Representando a Comissão Europeia, Geert Anckaert apresentou iniciativas do programa Global Gateway, que prevê investimentos de até 300 bilhões de euros em projetos sustentáveis, incluindo recursos destinados ao Fundo Amazônia. 

Cesar Cunha Campos, diretor do FGV Europe, reforçou que a construção de uma economia baseada em biotecnologia e nos conhecimentos tradicionais é um dos caminhos para compatibilizar preservação ambiental e desenvolvimento econômico. 

A diretora de Pesquisa e Inovação da FGV, Goret Paulo, apresentou experiências de bioeconomia social circular desenvolvidas na Amazônia, destacando iniciativas como o manejo sustentável do pirarucu e o aproveitamento integral de sementes nativas para a produção de cosméticos. 

A conexão entre pesquisa acadêmica e políticas públicas foi tema da apresentação de André Portela, coordenador do FGV Clear. O pesquisador compartilhou resultados do programa TeleAmes, iniciativa de telessaúde que ampliou o acesso da população amazônica a serviços médicos especializados e reduziu a necessidade de longos deslocamentos. 

Os impactos das mudanças climáticas foram abordados por José Marengo, pesquisador do Centro Nacional de Monitoramento e Alertas de Desastres Naturais (Cemaden) e um dos pesquisadores principais do Centro de Estudos sobre Riscos Climáticos e Resiliência (FGV CR²). O especialista alertou para o risco de determinadas áreas da Amazônia atingirem pontos de ruptura ecológica, passando a emitir mais carbono do que absorvem. 

A transição energética também esteve entre os destaques do debate. Guilherme Bastos observou que a maior parte dos sistemas isolados da Amazônia ainda depende de geração elétrica a diesel, defendendo a ampliação do uso de fontes renováveis como alternativa para reduzir custos e emissões de gases de efeito estufa. 

A biodiversidade como ativo estratégico para o desenvolvimento foi o tema apresentado por Geraldo Fernandes, da Universidade Federal de Minas Gerais (UFMG), que enfatizou a necessidade de associar conservação da biodiversidade às estratégias de valorização econômica da floresta. 

Encerrando as apresentações, Julie Dumont, adida científica da Wallonie-Bruxelles International, apresentou o projeto Gastronom Amazonian, iniciativa voltada à promoção internacional de produtos da biodiversidade amazônica. 

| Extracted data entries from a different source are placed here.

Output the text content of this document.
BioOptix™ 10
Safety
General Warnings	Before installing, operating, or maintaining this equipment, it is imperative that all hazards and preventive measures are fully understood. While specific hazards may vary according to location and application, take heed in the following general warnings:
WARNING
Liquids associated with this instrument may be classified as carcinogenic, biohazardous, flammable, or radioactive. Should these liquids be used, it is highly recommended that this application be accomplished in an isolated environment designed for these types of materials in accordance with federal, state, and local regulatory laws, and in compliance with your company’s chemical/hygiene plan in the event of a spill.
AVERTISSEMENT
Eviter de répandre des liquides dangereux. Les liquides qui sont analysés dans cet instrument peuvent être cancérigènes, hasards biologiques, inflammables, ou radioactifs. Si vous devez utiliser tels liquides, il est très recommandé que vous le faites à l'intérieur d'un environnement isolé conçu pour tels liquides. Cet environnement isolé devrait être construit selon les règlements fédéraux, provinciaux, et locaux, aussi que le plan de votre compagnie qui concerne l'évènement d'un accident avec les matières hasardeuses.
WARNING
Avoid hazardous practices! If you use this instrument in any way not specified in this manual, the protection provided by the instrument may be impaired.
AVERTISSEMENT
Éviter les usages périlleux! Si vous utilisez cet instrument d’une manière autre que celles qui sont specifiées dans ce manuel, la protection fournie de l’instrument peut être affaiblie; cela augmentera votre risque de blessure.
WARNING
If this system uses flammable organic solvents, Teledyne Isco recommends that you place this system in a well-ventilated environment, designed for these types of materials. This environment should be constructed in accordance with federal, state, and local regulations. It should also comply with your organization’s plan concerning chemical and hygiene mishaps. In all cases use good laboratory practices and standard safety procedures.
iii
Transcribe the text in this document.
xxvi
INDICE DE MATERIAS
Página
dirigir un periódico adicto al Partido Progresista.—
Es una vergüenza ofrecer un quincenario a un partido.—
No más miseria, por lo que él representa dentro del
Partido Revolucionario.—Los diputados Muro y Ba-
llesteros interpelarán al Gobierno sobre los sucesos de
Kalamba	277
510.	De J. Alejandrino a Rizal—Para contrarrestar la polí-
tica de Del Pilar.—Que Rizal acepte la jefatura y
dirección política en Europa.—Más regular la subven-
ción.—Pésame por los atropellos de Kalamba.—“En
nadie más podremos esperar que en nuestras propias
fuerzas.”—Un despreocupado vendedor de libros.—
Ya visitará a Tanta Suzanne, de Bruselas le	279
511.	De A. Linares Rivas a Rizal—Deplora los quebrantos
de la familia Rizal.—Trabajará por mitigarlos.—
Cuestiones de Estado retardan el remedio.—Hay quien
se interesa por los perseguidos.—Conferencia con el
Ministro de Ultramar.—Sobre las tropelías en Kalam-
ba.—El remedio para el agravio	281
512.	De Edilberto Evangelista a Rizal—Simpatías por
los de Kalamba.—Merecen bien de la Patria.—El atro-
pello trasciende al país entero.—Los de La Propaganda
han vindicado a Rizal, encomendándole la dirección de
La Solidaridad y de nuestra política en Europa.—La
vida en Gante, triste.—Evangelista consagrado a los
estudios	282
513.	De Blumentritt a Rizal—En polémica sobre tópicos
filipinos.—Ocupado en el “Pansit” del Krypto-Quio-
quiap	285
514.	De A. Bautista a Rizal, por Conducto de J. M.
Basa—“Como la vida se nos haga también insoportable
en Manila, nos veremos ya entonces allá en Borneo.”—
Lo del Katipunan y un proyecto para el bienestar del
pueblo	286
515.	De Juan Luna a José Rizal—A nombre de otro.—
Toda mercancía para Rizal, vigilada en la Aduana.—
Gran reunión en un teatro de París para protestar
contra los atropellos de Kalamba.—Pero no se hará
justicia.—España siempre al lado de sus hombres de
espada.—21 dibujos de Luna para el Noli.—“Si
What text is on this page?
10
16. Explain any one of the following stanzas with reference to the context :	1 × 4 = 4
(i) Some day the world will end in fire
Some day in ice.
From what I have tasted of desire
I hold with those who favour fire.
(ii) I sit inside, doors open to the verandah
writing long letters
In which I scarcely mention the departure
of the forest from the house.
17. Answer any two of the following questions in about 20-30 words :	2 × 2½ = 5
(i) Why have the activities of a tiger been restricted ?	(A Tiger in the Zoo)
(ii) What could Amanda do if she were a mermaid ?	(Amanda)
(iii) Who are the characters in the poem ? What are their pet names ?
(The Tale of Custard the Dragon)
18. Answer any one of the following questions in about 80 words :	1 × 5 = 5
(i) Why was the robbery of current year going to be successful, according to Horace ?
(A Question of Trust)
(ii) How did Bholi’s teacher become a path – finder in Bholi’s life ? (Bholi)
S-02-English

Ao final dos debates, pesquisadores e especialistas convergiram na avaliação de que a conservação da Amazônia depende da articulação entre ciência, políticas públicas, inovação, investimentos de longo prazo e valorização dos conhecimentos das comunidades tradicionais, consolidando a bioeconomia como um dos principais caminhos para promover desenvolvimento sustentável na região. 

As apresentações realizadas durante os painéis promovidos pela FGV na Amazon Week estão disponíveis na plataforma Agenda do Clima FGV.